Romney's New Bipartisan Icon: Paul Ryan

Ryan's image changes again. "He worked across the aisle."

CELINA, Ohio — Paul Ryan has been cast as a conservative hero and a leader in Capitol Hill's bitter partisan wars, but as Mitt Romney carries a new message of bipartisanship to gymnasiums across Ohio, he has also given his running mate a new role: aisle-crossing compromiser.

"One of the things that impressed me is how much the people on the other side of the aisle have respect for him," Romney told a crowd here early in the day. "He put his [Medicare] plan together with another piece of legislation that is now called the Ryan-Wyden bill. And Wyden is a Senator from Oregon, a Democrat, he worked across the aisle."

It was a point Romney would make repeatedly in his barnstorming tour across Ohio Sunday. In the same speech he said Ryan would help him "change the way Washington is working." At the next stop, in Findlay, he devoted more time to talking up Ryan's reputation on the Hill as a good-faith negotiator. And in his final speech of the day, in Marion, Romney used his running mate's experience in Congress to remind supporters, "By the way, Democrats love America too."

Eleven weeks ago, it would have been hard to imagine Romney spending the final days of the race pointing to Ryan as proof of his commitment to compromise. Indeed, when the Congressman was first tapped to join the ticket in August, it was widely viewed — inside the campaign and out — as a move to excite the Republican base, and reshape the election into a sharp ideological choice between President Obama's "government-centered society," and the Republicans' free market ideals.

But Ryan's new role shows just how far the campaign has evolved in the past three months — and how committed Boston is to its Moderate Mitt strategy.

In the days and weeks after announcing their veep pick, the campaign sought to embrace Ryan's role as an intellectual leader on the right, while simultaneously shedding his association with the deeply unpopular institution of Congress.

That meant preaching the principles of his government-slashing budget plan without going into details about the fraught bureaucratic process he wen through to craft it. He was a nearly 20-year veteran of Capitol Hill trying to run as a sort of outsider.

For example, at a town hall two weeks ago in Youngstown, Ohio, a woman asked Ryan why Congress hadn't passed a balanced budget amendment to the Constitution.

"You know why," he responded, exasperatedly. "Because politicians are being politicians."

And perhaps most notably, as Politico reported, his aides pushed for the candidate to be referred to during the vice presidential debate as "Mister Ryan," instead of "Congressman Ryan." (The request never made it into the formal pre-debate agreement and Ryan spokesman Michael Steel maintained that "there was no such stipulation in the memorandum of understanding" prior to the debate.")

But in the home stretch of the race, the campaign's treatment of Ryan's record has conspicuously shifted. In Ohio, Romney wasn't introducing his running mate as a conservative crusader with big ideas, but rather as an earnest public servant who was eager to solve problems by working with the other side.

Senior Romney adviser Kevin Madden told BuzzFeed the campaign was able to rejigger its message because they had effectively beaten back Democrats’ early efforts to cast Ryan — with his controversial Medicare plan — as a ruthless granny-killer. As it has turned out, the issue has not proven to be a drag on the senior vote that many thought it would.

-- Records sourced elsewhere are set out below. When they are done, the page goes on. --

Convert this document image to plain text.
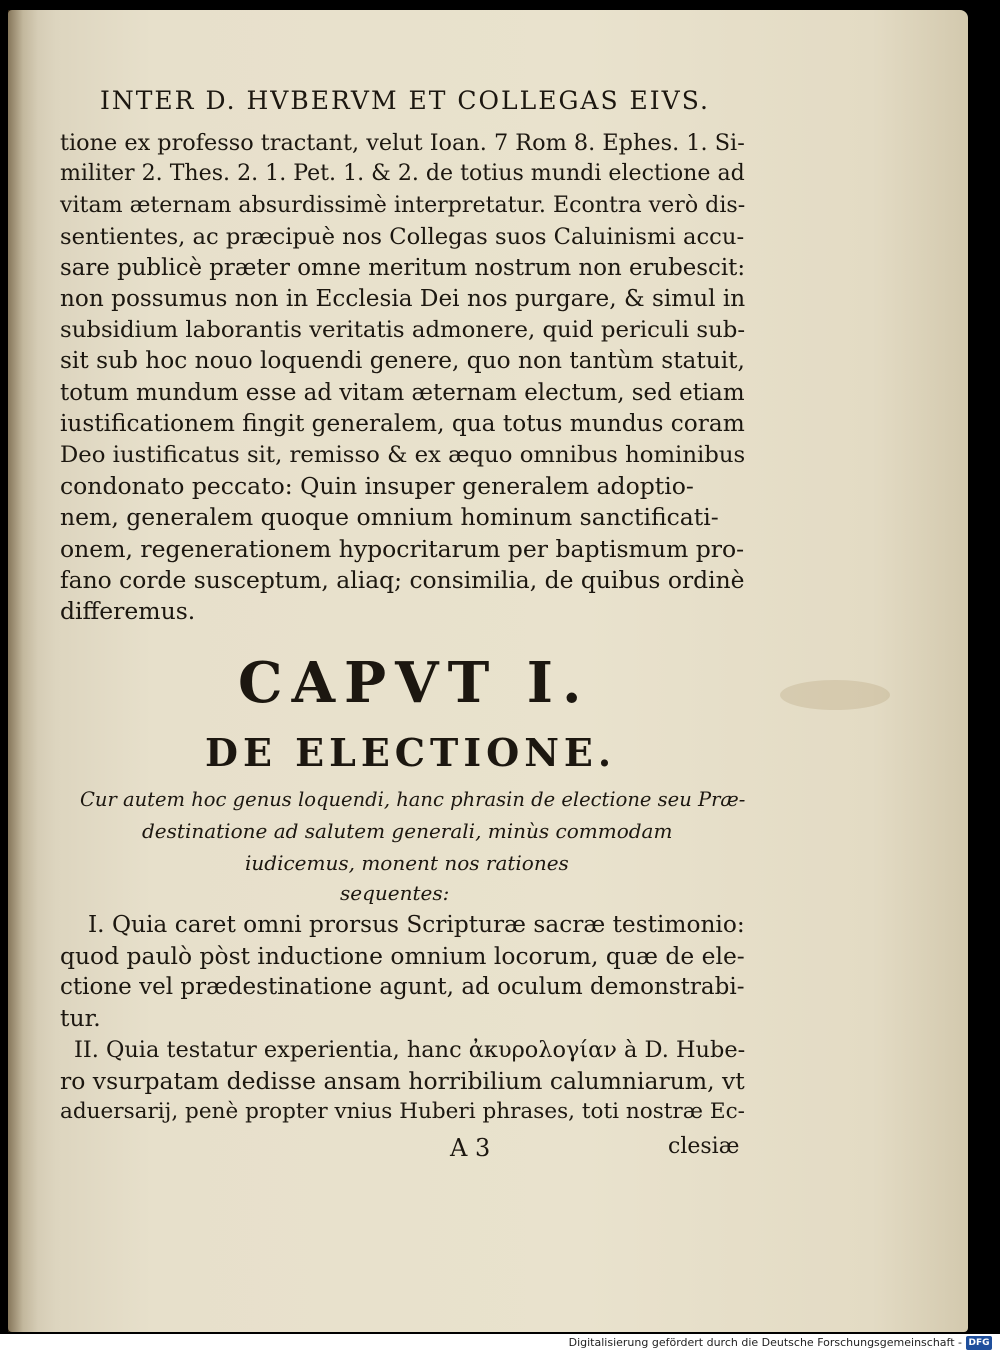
INTER D. HVBERVM ET COLLEGAS EIVS.
tione ex professo tractant, velut Ioan. 7 Rom 8. Ephes. 1. Si-
militer 2. Thes. 2. 1. Pet. 1. & 2. de totius mundi electione ad
vitam æternam absurdissimè interpretatur. Econtra verò dis-
sentientes, ac præcipuè nos Collegas suos Caluinismi accu-
sare publicè præter omne meritum nostrum non erubescit:
non possumus non in Ecclesia Dei nos purgare, & simul in
subsidium laborantis veritatis admonere, quid periculi sub-
sit sub hoc nouo loquendi genere, quo non tantùm statuit,
totum mundum esse ad vitam æternam electum, sed etiam
iustificationem fingit generalem, qua totus mundus coram
Deo iustificatus sit, remisso & ex æquo omnibus hominibus
condonato peccato: Quin insuper generalem adoptio-
nem, generalem quoque omnium hominum sanctificati-
onem, regenerationem hypocritarum per baptismum pro-
fano corde susceptum, aliaq; consimilia, de quibus ordinè
differemus.
CAPVT I.
DE ELECTIONE.

Cur autem hoc genus loquendi, hanc phrasin de electione seu Præ-

destinatione ad salutem generali, minùs commodam

iudicemus, monent nos rationes

sequentes:

I. Quia caret omni prorsus Scripturæ sacræ testimonio:
quod paulò pòst inductione omnium locorum, quæ de ele-
ctione vel prædestinatione agunt, ad oculum demonstrabi-
tur.
II. Quia testatur experientia, hanc ἀκυρολογίαν à D. Hube-
ro vsurpatam dedisse ansam horribilium calumniarum, vt
aduersarij, penè propter vnius Huberi phrases, toti nostræ Ec-
A 3	clesiæ
Digitalisierung gefördert durch die Deutsche Forschungsgemeinschaft - DFG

“You had partisans whose job it is to attack Republicans giving you a distorted view of Paul Ryan and his record on Capitol Hill,” he said.

With that obstacle overcome, the campaign is now seizing the opportunity to use Ryan’s Congressional career to their advantage.

“Anyone who’s worked up there for a long time knows how serious he is, and how he’s always been focused on confronting some of the big challenges we’ve faced,” Madden said. “As this campaign progresses, we not have the opportunity to talk about that, and it helps with a lot of swing voters.”

In many ways, Ryan's new role is a return to his persona of the early Obama years: An earnest conservative frustrated in his quest for compromise, before that word was banished from the capital. And indeed, longtime aides to the Congressman said the stump rhetoric wasn't so much a recasting, as it was a re-emphasis on Ryan's true record.

“It’s something Gov. Romney has mentioned any number of times when they are together, starting on the announcement day,” said Steel. “That obviously goes to the fact that Gov. Romney worked in Massachusetts with a legislature that was 85 percent Democratic and Congressman Ryan has a record as a reformer in Congress.”